My brain has refused to understand tensor products for a very long time, so I wrote up a solution for this classical exercise accompanied by my elementary questions.
Exercise: Let $A$ be a ring, $\mathfrak{a}$ an ideal, $M$ an $A$-module. Show that $A/\mathfrak{a} \otimes M \cong M/\mathfrak{a} M$.
Proof: Consider long exact sequence
$$ 0 \rightarrow \mathfrak{a} \rightarrow A \rightarrow A/\mathfrak{a} \rightarrow 0 $$
It is exact, because it is exact at
- $\mathfrak{a}$, since the image of $0$ is mapped to $0$ in $A$ under inclusion.
- $A$, since $\mathfrak{a}$ is by definition the kernel of the quotient map $A\rightarrow A/\mathfrak{a}$,
- $A/\mathfrak{a}$, since the quotient map is surjective and everything is mapped to $0$.
If we tensor this sequence with $M$, we get
$$ 0\otimes M\rightarrow \mathfrak{a}\otimes M \rightarrow A\otimes M \rightarrow A/\mathfrak{a}\otimes M \rightarrow 0\otimes M$$
- We can say $0\otimes M = 0$, because $\forall m \in M : B(0,m) = B(0+0,m) = 2B(0,m) \implies B(0,m) = 0$. And since all elements of $0 \otimes M$ are linear combinations of pure tensors $0\otimes m$, they are all equal to $0$? There is probably a simpler way to see this...
- Next $\mathfrak{a}\otimes M = \mathfrak{a}M$ because $\forall a \in\mathfrak{a}: B(a,m)=aB(1,m)=B(1,am)$, so $\mathfrak{a}\otimes M \cong 1\otimes \mathfrak{a}M \cong \mathfrak{a}M$?
- Now $A\otimes M \cong M$ by the same principle as above. In my mind, if $M$ is an $A$-module, then it contains a copy of $A$ by definition if we consider scalar multiplication of $A \times \{1\} \rightarrow M$, so tensoring $M$ by something that is already part of $M$ does nothing?
Since tensor product is right-exact, they are supposed to preserve the exactness of the right part of the diagram, implying that this diagram is exact...?

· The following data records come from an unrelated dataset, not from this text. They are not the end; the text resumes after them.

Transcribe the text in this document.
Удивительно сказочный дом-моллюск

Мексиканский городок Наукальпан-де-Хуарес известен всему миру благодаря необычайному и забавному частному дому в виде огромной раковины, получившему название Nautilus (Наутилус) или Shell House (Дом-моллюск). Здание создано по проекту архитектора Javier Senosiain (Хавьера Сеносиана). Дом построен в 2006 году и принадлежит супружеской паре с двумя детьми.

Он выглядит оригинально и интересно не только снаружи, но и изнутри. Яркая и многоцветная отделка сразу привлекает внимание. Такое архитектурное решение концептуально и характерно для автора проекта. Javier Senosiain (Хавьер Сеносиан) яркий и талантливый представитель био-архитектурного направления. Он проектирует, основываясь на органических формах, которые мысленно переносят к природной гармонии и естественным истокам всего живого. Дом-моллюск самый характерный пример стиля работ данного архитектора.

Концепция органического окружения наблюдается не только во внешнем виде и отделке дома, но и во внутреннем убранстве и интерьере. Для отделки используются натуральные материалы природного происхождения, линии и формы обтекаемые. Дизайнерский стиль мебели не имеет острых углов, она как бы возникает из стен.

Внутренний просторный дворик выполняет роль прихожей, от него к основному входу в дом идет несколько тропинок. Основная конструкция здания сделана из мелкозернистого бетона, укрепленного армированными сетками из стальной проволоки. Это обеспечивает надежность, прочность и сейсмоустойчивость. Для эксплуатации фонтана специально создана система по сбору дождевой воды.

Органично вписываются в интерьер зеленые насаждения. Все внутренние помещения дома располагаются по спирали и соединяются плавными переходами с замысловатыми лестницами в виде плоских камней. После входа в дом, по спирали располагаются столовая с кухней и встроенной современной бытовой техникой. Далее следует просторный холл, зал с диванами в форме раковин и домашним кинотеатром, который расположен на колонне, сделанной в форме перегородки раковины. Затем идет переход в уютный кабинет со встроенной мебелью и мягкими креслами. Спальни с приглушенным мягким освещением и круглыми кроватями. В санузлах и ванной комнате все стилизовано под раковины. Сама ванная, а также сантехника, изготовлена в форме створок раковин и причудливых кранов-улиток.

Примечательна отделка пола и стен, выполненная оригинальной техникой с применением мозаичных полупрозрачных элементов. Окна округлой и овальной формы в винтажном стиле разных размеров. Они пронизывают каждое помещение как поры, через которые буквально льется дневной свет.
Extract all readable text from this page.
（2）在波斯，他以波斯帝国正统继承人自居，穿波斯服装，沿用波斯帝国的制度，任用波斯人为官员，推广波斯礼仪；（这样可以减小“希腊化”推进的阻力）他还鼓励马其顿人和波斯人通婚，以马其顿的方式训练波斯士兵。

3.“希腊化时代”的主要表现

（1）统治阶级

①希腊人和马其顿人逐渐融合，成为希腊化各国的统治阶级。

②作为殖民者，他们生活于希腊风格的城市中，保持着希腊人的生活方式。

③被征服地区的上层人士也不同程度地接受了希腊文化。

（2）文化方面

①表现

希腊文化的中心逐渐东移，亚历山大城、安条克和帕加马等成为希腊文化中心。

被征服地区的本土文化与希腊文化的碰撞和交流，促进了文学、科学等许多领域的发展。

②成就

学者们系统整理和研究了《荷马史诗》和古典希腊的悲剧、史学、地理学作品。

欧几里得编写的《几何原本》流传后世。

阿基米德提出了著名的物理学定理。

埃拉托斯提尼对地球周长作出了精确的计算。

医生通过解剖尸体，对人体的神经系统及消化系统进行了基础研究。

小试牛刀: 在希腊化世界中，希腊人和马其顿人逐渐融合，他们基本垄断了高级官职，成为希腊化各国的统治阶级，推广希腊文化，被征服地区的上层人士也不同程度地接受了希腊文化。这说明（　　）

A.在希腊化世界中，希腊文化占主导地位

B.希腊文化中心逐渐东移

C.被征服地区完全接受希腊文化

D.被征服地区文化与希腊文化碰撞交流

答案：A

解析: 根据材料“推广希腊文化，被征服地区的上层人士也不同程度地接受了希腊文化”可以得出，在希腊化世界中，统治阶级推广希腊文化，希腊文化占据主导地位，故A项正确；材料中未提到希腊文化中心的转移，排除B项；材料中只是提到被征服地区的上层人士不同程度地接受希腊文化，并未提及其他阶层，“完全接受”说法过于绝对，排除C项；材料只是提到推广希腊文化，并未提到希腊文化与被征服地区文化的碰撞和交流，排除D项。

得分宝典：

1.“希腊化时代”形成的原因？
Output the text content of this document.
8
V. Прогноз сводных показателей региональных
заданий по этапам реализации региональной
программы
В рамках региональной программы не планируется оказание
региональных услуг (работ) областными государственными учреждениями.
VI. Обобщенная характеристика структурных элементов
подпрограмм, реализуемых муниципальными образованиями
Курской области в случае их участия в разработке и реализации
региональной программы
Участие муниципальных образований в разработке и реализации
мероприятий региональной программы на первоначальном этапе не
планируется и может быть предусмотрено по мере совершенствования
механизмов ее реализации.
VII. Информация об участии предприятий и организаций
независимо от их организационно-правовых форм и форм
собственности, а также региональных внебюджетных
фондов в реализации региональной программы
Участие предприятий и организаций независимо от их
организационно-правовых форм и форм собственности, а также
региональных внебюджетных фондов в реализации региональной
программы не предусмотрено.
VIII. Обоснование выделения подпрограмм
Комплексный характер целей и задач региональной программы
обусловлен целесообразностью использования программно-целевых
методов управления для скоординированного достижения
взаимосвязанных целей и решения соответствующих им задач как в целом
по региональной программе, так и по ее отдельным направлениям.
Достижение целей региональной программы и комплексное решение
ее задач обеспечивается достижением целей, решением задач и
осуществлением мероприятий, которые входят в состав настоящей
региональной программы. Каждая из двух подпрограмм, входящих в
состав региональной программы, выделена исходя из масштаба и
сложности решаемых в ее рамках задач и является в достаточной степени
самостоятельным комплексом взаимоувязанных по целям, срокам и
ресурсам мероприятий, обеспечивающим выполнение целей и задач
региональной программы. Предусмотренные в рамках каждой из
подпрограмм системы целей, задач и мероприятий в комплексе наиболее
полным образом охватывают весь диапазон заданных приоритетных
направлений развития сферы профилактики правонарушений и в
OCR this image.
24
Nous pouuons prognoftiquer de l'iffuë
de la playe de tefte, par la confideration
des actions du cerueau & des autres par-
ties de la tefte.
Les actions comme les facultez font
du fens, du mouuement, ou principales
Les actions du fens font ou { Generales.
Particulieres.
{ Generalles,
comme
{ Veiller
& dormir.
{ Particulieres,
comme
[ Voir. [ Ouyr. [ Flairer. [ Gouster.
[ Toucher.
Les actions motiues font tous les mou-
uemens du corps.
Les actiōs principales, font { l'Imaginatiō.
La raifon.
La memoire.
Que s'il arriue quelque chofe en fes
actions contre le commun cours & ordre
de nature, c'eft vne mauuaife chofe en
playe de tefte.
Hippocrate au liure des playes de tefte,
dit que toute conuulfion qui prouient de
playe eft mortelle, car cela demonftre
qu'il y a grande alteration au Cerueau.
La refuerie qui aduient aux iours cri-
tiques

$$\mathfrak{a} M \rightarrow M \rightarrow A/\mathfrak{a}\otimes M \rightarrow 0$$
I'm confused, if I have an exact long sequence and tensor it, how do I understand what part of the sequence stays exact? Is it enough to exclude the left-most object from the diagram? What if this object isn't zero?
Assuming this diagram is exact, the map $M \rightarrow A/\mathfrak{a}\otimes M$ is surjective and $ker(M \rightarrow A/\mathfrak{a}\otimes M) = \mathfrak{a} M$, so it follows from isomorphism theorems that $A/\mathfrak{a}\otimes M = M/ker(M \rightarrow A/\mathfrak{a}\otimes M) = M/\mathfrak{a} M$ and we're done. Or are we? In this step I am confused by the silent treatment of the map $M \rightarrow A/\mathfrak{a}\otimes M$, so I tried to calculate it by hand.
What exactly is the map $M\rightarrow A/\mathfrak{a}\otimes M$? It comes from the quotient map $A \rightarrow A/\mathfrak{a}, a \mapsto a +\mathfrak{a}$ which was then tensored with $M$ and it became $(a\otimes m) \mapsto (a+\mathfrak{a}\otimes m)$. We've shown that it is the same as $(a\otimes m) \mapsto (1\otimes am)\mapsto (1\otimes am + \mathfrak{a}m)$, so the kernel is $\mathfrak{a}m$ and the final answer is $A/\mathfrak{a} \otimes M \cong M/\mathfrak{a}M$...?